Uw aanvraag voor deze hypothecaire geldlening is afgewezen, omdat niet voldoen wordt aan een of meer acceptatievoorwaarden. Uw aanvraag voldoet niet aan de volgende voorwaarden:
- Uw inkomen, nu en in de toekomst, is niet toereikend voor de gewenste financiering
- De inbreng van eigen middelen is ontoereikend
Door het overeenkomen van een boetebeding hebben partijen de schade gefixeerd op (ten minste) 10% van de koopprijs, derhalve € 60.000,00.
Wel uitstel bankgarantie gevraagd, geen velenging financieringsvoorbehoud
"Wij waren in de veronderstelling dat de datum automatisch verlengd werd als de financiering nog niet rond was, dit blijkt dus niet het geval."
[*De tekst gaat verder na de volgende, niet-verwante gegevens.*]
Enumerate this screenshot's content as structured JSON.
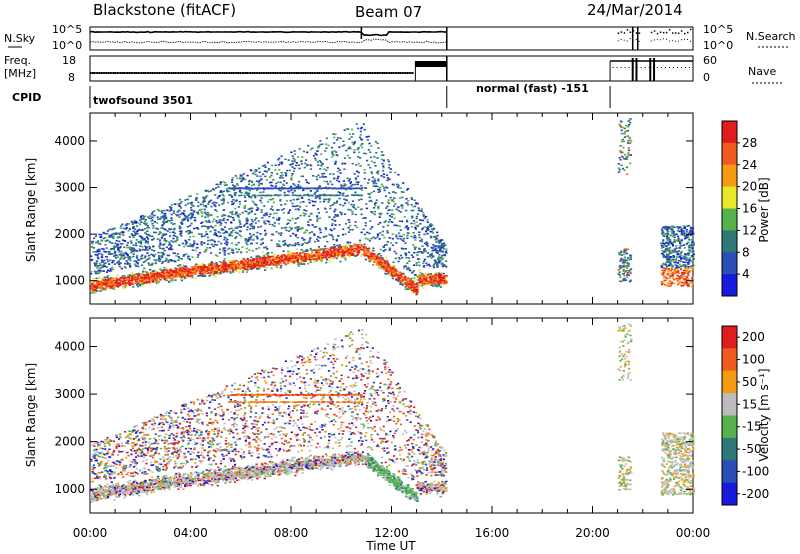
{
  "header": {
    "station": "Blackstone (fitACF)",
    "beam": "Beam 07",
    "date": "24/Mar/2014"
  },
  "strips": {
    "nsky_label": "N.Sky",
    "nsearch_label": "N.Search",
    "nsky_ticks": [
      "10^5",
      "10^0"
    ],
    "nsearch_ticks": [
      "10^5",
      "10^0"
    ],
    "freq_label_1": "Freq.",
    "freq_label_2": "[MHz]",
    "freq_ticks": [
      "18",
      "8"
    ],
    "nave_label": "Nave",
    "nave_ticks": [
      "60",
      "0"
    ],
    "cpid_label": "CPID",
    "cpid_segments": [
      {
        "text": "twofsound 3501",
        "start_hour": 0.0,
        "end_hour": 14.2
      },
      {
        "text": "normal (fast) -151",
        "start_hour": 14.2,
        "end_hour": 20.7
      }
    ]
  },
  "chart_data": [
    {
      "type": "heatmap",
      "name": "power",
      "ylabel": "Slant Range [km]",
      "xlabel": "",
      "x_ticks": [
        "00:00",
        "04:00",
        "08:00",
        "12:00",
        "16:00",
        "20:00",
        "00:00"
      ],
      "xlim_hours": [
        0,
        24
      ],
      "ylim_km": [
        500,
        4600
      ],
      "y_ticks": [
        1000,
        2000,
        3000,
        4000
      ],
      "colorbar_label": "Power [dB]",
      "colorbar_ticks": [
        4,
        8,
        12,
        16,
        20,
        24,
        28
      ],
      "colorbar_colors": [
        "#1a1adf",
        "#2a50b8",
        "#2f7a78",
        "#55b24c",
        "#e8e82a",
        "#f39c12",
        "#f25a1e",
        "#e01c1c"
      ],
      "data_gaps_hours": [
        [
          14.2,
          20.7
        ],
        [
          21.6,
          22.7
        ]
      ]
    },
    {
      "type": "heatmap",
      "name": "velocity",
      "ylabel": "Slant Range [km]",
      "xlabel": "Time UT",
      "x_ticks": [
        "00:00",
        "04:00",
        "08:00",
        "12:00",
        "16:00",
        "20:00",
        "00:00"
      ],
      "xlim_hours": [
        0,
        24
      ],
      "ylim_km": [
        500,
        4600
      ],
      "y_ticks": [
        1000,
        2000,
        3000,
        4000
      ],
      "colorbar_label": "Velocity [m s⁻¹]",
      "colorbar_ticks": [
        200,
        100,
        50,
        15,
        -15,
        -50,
        -100,
        -200
      ],
      "colorbar_colors": [
        "#1a1adf",
        "#2a50b8",
        "#2f7a78",
        "#55b24c",
        "#bcbcbc",
        "#f39c12",
        "#f25a1e",
        "#e01c1c"
      ],
      "data_gaps_hours": [
        [
          14.2,
          20.7
        ],
        [
          21.6,
          22.7
        ]
      ]
    }
  ]
}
Op grond van artikel 6:94 Burgerlijk Wetboek kan de rechter op verlangen van de schuldenaar, indien de billijkheid dit klaarblijkelijk eist, de bedongen boete matigen. De rechter dient die bevoegdheid terughoudend te hanteren. Matiging is alleen aan de orde als toepassing van een boetebeding in de gegeven omstandigheden tot een buitensporig en daarom onaanvaardbaar resultaat leidt. Daarbij zal bijvoorbeeld moeten worden gelet op de verhouding tussen de werkelijke schade en de hoogte van de boete, maar ook op de aard van de overeenkomst, de inhoud en de strekking van het beding en de omstandigheden waaronder het is ingeroepen. Ook de hoedanigheid van partijen kan van belang zijn. Het enkele uiteenlopen van schade en boete is onvoldoende grond voor matiging.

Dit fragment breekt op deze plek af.